L’acte au centre des débats est en fait le décret numéro 2014-701 pris depuis le 17 novembre 2014 par le président Ouattara pour protéger son ami de ‘’l’épouvantail’’ de la justice burkinabé, juste après son exfiltration par l’armée française. Mais, les Burkinabè n’hésiteront pas récemment de lancer un mandat d’arrêt international contre Blaise Compaoré.
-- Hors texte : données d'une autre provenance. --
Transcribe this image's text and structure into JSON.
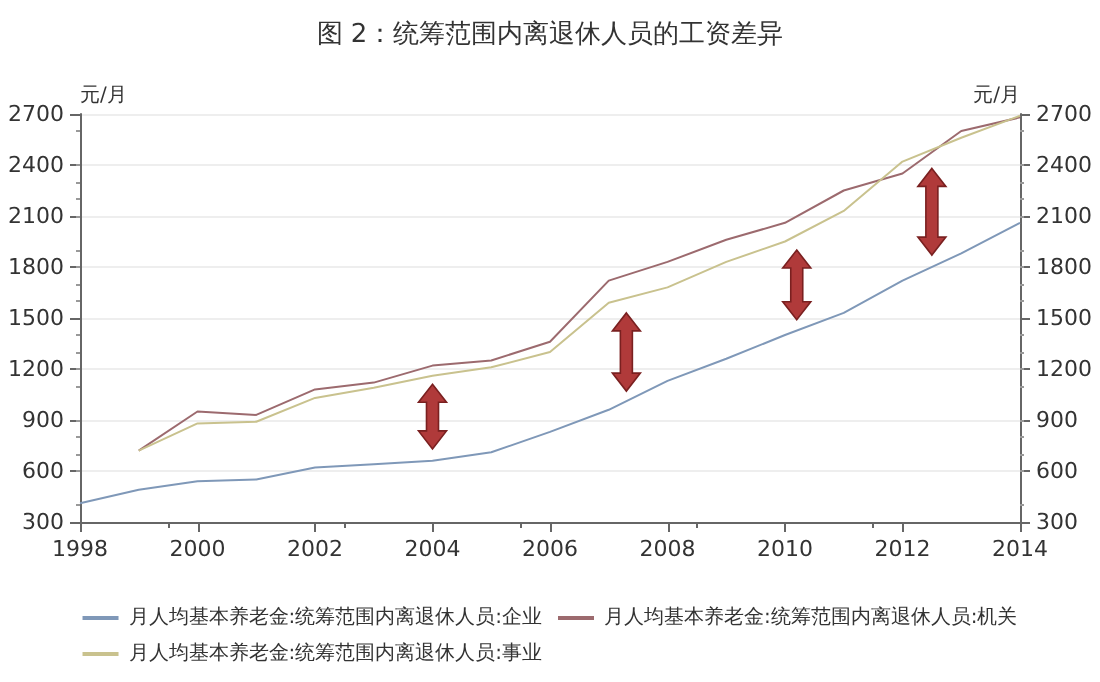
{
  "chart_data": {
    "type": "line",
    "title": "图 2：统筹范围内离退休人员的工资差异",
    "ylabel": "元/月",
    "y2label": "元/月",
    "x": [
      1998,
      1999,
      2000,
      2001,
      2002,
      2003,
      2004,
      2005,
      2006,
      2007,
      2008,
      2009,
      2010,
      2011,
      2012,
      2013,
      2014
    ],
    "series": [
      {
        "name": "月人均基本养老金:统筹范围内离退休人员:企业",
        "color": "#7f98b8",
        "values": [
          410,
          490,
          540,
          550,
          620,
          640,
          660,
          710,
          830,
          960,
          1130,
          1260,
          1400,
          1530,
          1720,
          1880,
          2060
        ]
      },
      {
        "name": "月人均基本养老金:统筹范围内离退休人员:机关",
        "color": "#9c6a6e",
        "values": [
          null,
          720,
          950,
          930,
          1080,
          1120,
          1220,
          1250,
          1360,
          1720,
          1830,
          1960,
          2060,
          2250,
          2350,
          2600,
          2680
        ]
      },
      {
        "name": "月人均基本养老金:统筹范围内离退休人员:事业",
        "color": "#c9c28e",
        "values": [
          null,
          720,
          880,
          890,
          1030,
          1090,
          1160,
          1210,
          1300,
          1590,
          1680,
          1830,
          1950,
          2130,
          2420,
          2560,
          2690
        ]
      }
    ],
    "xlim": [
      1998,
      2014
    ],
    "xticks": [
      1998,
      2000,
      2002,
      2004,
      2006,
      2008,
      2010,
      2012,
      2014
    ],
    "ylim": [
      300,
      2700
    ],
    "yticks": [
      300,
      600,
      900,
      1200,
      1500,
      1800,
      2100,
      2400,
      2700
    ],
    "y2lim": [
      300,
      2700
    ],
    "y2ticks": [
      300,
      600,
      900,
      1200,
      1500,
      1800,
      2100,
      2400,
      2700
    ],
    "grid": "y",
    "legend": "bottom",
    "marker": "none",
    "line_style": "solid"
  }
}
Ce qui se joue à Abidjan est la démonstration par les faits que l’extradition de l’ancien chef de l’Etat du Faso, est bien à renvoyer aux calendes grecques, car tout est fait pour enfariner les juges et permettre au ‘’Beau Blaise’’ de jouir d’un exil véritablement doré, mais que le fantôme de son ami Thomas Sankara mort dans des conditions troubles en 1987, au cours, justement du coup d'Etat qui le porta au pouvoir ; ce fantôme-là, viendra troubler ses nuits. Eternellement.